A similar ADC drug has been developed and used to conjugate calicheamicin with inotuzumab, which is anti-CD22 IgG4, approved in 2017 for the treatment of acute lymphoblastic leukemia (ALL).
2. Kadcyla and second generation uncleavable linkers
In previous findings, an alternative strategy for designing linker is necessary for ADC development. Therefore, the immunogen research team focused on the use of delivery systems that connect mesanthin derivatives and combine glutathione-sensitive disulfide bonds. These innovative chemically unstable linkers are designed to allow controlled release in the presence of glutathione (GSH). The cytoplasmic concentration of glutathione in cancer cells is about 1000 times higher than in plasma. In addition, the careful positioning of the two methyl groups close to the disulfide bond enables the release kinetics to be controlled. Therefore, the high concentration of reducing molecules in the tumor should have ensured the selective release of the payload in the tumor environment. This type of linker has not been approved on the market yet.
3. Adcetris, Polivy and the second generation of cleavable linker
At the same time, Seattle Genetics conjugated dostatin derivatives (such as monomethyl yellow E or MMAE) to CD30 IgG1-resistant cysteine residues to produce Adcetris (Brentuximab vedotin). After mild and partial reduction of disulfide bonds between chains, anti-CD30 mAb (cAC10) was bioconjugated to cleavable heterobifunctional maleimide linker. The maleimidocaproyl-valine-citrulline-p-aminobenzyloxycarbonyl conjugation includes valine-citrullinated peptide trigger (ValCit) that is sensitive to lysosomal cathepsin B, and p-aminobenzyl alcohol (PAB) which allows MMAE to be released after internalization in CD30-positive tumor cells.
Adcetris was approved by the FDA in 2011 for the treatment of anaplastic large cell lymphoma and Hodgkin’s lymphoma. After internalization of CD30-dependent ADC, the cleavage linker can be degraded, and the released MMAE can destroy the target cells and spread to the plasma membrane, reaching and killing neighboring tumor cells. This phenomenon is called bystander killing effect, and the released MMAE can kill CD30-positive and CD30-negative tumor cells. From this, it is inferred that the bystander killing effect explains the special in vivo efficacy of Adcetris in the treatment of patients with heterogeneous lymphoma. Recently, Neri and his team demonstrated that the linker ValCit-PAB used in ADC can also be cleaved before internalization, helping to dispel the notion that ADC must target internalized antigens in order to work.

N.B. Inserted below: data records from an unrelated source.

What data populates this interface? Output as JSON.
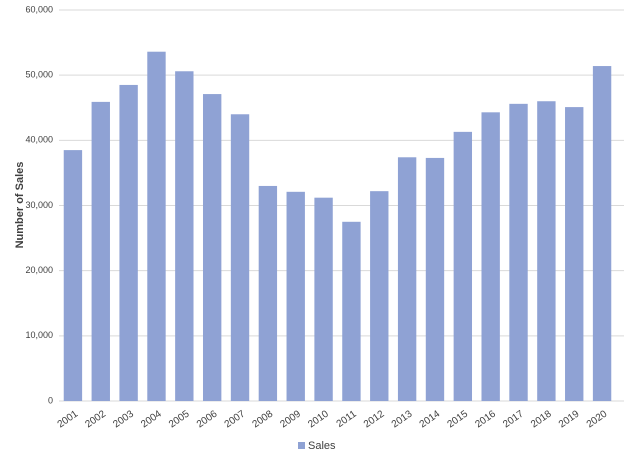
{
  "chart_data": {
    "type": "bar",
    "y_label": "Number of Sales",
    "categories": [
      "2001",
      "2002",
      "2003",
      "2004",
      "2005",
      "2006",
      "2007",
      "2008",
      "2009",
      "2010",
      "2011",
      "2012",
      "2013",
      "2014",
      "2015",
      "2016",
      "2017",
      "2018",
      "2019",
      "2020"
    ],
    "series": [
      {
        "name": "Sales",
        "color": "#8fa2d4",
        "values": [
          38500,
          45900,
          48500,
          53600,
          50600,
          47100,
          44000,
          33000,
          32100,
          31200,
          27500,
          32200,
          37400,
          37300,
          41300,
          44300,
          45600,
          46000,
          45100,
          51400
        ]
      }
    ],
    "ylim": [
      0,
      60000
    ],
    "yticks": [
      0,
      {
        "value": 10000,
        "label": "10,000"
      },
      {
        "value": 20000,
        "label": "20,000"
      },
      {
        "value": 30000,
        "label": "30,000"
      },
      {
        "value": 40000,
        "label": "40,000"
      },
      {
        "value": 50000,
        "label": "50,000"
      },
      {
        "value": 60000,
        "label": "60,000"
      }
    ],
    "grid": true,
    "legend": "bottom"
  }
}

Similarly, the second-generation linekr (MC-VC-PAB) is also used to conjugate MMAE to anti-CD79b polatuzumab (Polivy) and anti-Nectin 4 enfortomab (Padcev), which was approved by FDA in June and December 2019, respectively.
However, there are two limitations to the molecular structure of Adcetris, Padcev, and Polivy. The first is related to the instability of Maleimide used for biological conjugate, which can carry out reverse Michael reaction in plasma, resulting in partial unconjugation, and is then slowly transferred to albumin, which may be related to off-target toxicity. The second involves Adcetris ‘ValCit’ trigger, the substrate of carboxylesterase 1C in the plasma circulation and other proteases secreted by neutrophils, such as elastase, which partly explains the adverse blood effects associated with Adcetris (such as neutropenia).